Leía el Eclesiastés, un libro del Antiguo Testamento, en hebreo llamado Qoheleth, o cohélet, según la traducción alejandrina judía. Esa palabra se identifica como “el hijo de David, rey en Jerusalén”, tradicionalmente atribuida al rey israelita Salomón. Significaba orador o predicador ante una asamblea. Este es mi libro favorito de los que componen la Biblia. Encontré una estructura en la que alguien se va conociendo cada vez más a sí mismo, con un Yahvé que estará ausente cuando uno está asenté. Y esta obra, la más sabia de toda la Biblia, no nos concede solaz, si aceptamos dicha sabiduría.

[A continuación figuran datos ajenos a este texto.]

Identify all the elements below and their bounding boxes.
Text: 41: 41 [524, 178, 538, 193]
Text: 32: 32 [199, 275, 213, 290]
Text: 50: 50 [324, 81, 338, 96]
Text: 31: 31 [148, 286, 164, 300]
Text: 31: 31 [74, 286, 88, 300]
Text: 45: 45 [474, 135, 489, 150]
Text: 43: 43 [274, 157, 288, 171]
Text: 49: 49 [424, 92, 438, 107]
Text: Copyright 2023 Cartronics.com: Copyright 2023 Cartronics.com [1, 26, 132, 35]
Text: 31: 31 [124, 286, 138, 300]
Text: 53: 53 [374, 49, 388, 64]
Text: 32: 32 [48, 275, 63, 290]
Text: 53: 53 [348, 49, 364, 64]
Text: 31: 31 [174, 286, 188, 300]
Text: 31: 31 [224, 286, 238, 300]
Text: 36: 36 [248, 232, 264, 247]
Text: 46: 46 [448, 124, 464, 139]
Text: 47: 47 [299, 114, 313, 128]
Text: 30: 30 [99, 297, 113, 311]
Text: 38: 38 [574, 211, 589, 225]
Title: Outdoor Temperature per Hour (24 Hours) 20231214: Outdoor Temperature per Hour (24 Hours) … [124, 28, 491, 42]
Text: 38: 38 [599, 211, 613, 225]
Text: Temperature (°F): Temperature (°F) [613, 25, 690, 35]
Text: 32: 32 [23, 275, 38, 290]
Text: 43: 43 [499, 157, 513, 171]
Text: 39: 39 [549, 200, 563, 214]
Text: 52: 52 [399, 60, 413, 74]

Dice Cohélet: “¡Vanidad de vanidades! ¡Todo es vanidad! ¿Qué saca el hombre de toda la fatiga con que se afana bajo el sol?”. Quiero citar ahora algunos versículos de la sabiduría de Salomón: “Corta y es triste nuestra vida; no hay remedio en la muerte del hombre ni sabe de nadie que haya vuelto del Hades. Por azar llegamos a la existencia y luego seremos como si nunca hubiéramos sido. Al apagarse, el cuerpo se volverá ceniza y el espíritu se desvanecerá como aire inconsistente. Caerá con el tiempo nuestro nombre en el olvido, nadie se acordará de nuestras obras; pasará nuestra vida como rastro de nube, se disipará como niebla acosada por el sol y por su calor vencida. Paso de una sombra es el tiempo que vivimos, no hay retorno en nuestra muerte, porque se ha puesto el sello y nadie regresa”.

¿Es esta la sabiduría de la aniquilación? No lo sé, no lo creo. El siglo XX conoció la “sabiduría” de Mi lucha, en alemán Mein Kampf, receta para la “solución final”; es decir, la exterminación de los judíos. O uno de los mayores genocidios de la historia: el exterminio deliberado, por hambre, de siete millones de ucranianos. Fue una decisión política de Stalin que pretendía así “disciplinar” al díscolo campesinado de Ucrania.

Sabemos que Némesis, hija de la Noche, era una diosa venerable del panteón griego. Es nuestra mortalidad, nuestra mala suerte, nuestro flagelo. Creo que la ausencia de sabiduría se centra en ella.

Yo me pregunto como el Salmista: “¿Cuál es la medida de mis días?” De los ocho primeros versículos del capítulo 3, copio: “Todo tiene su momento, y cada cosa su tiempo bajo el cielo”. Antes del fin, Cohélet: “Acuérdate de tu Creador en tus días mozos, mientras no vengan los días malos y se echen encima años en que dirás: ‘No me agradan’; mientras no se nublen el sol y la luz, la luna y las estrellas, y retornen tras la lluvia”.

Y antes del largo adiós, recordaré al poeta Miguel Hernández: “Espérate, muerte, espera/espérate a que me muera/cuando te lo pida yo”. Cuando la guerra haya terminado.